5. Dans le délai de deux mois suivant cette notification, M. B a introduit un recours gracieux daté du 28 octobre 2021 et réceptionné le 16 novembre 2021, qui a eu pour effet d’interrompre le délai de recours contentieux. Ce délai de deux mois a recommencé à courir à compter du rejet implicite du recours gracieux intervenu le 16 janvier 2022. Il résulte de ce qui a été dit au point 3 que le recours hiérarchique introduit le 25 février 2022 n’a pas eu pour effet d’interrompre de nouveau le délai de recours. La requête de M. B n’a été enregistrée au tribunal administratif de Grenoble que le 4 août 2022, soit après le 16 mars 2022.

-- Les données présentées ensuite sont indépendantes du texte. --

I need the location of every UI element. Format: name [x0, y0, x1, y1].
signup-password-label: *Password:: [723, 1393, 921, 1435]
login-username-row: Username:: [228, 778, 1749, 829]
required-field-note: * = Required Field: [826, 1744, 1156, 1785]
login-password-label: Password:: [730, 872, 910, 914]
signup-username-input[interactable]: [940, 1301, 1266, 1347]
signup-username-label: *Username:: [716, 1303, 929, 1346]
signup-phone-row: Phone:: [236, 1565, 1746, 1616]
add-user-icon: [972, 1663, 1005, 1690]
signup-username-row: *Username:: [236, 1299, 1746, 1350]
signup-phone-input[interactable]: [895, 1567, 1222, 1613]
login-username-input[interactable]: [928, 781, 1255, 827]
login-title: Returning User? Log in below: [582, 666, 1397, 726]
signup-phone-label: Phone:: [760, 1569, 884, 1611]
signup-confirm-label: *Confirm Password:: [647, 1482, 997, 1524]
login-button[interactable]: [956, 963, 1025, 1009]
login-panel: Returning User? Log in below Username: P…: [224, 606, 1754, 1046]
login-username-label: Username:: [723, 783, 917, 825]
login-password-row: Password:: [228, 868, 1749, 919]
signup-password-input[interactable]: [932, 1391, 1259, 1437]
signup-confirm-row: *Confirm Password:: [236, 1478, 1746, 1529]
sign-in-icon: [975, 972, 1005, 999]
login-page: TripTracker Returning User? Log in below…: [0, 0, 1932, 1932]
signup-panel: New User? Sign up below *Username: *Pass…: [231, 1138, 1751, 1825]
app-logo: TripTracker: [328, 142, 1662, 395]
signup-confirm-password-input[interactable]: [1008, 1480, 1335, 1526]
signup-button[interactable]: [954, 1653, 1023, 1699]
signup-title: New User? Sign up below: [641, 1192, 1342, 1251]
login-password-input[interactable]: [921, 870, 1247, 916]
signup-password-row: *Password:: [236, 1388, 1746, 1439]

6. Il résulte de ce qui précède que la requête est tardive et, par suite, irrecevable.
D E C I D E :
Article 1er : La requête de M. B est rejetée.
Article 2 : Le présent jugement sera notifié à M. C B et au garde des sceaux, ministre de la justice.
Délibéré après l’audience du 28 mai 2025, à laquelle siégeaient :
Mme Triolet, présidente,
M. Doulat, premier conseiller,
Mme Rogniaux, première conseillère.
Rendu public par mise à disposition au greffe le 8 juillet 2025.
La rapporteure,
A. Rogniaux
Le greffier,
S. Ribeaud
La présidente,
A. Triolet
La République mande et ordonne au garde des sceaux, ministre de la justice en ce qui le concerne ou à tous commissaires de justice à ce requis en ce qui concerne les voies de droit commun contre les parties privées, de pourvoir à l’exécution de la présente décision.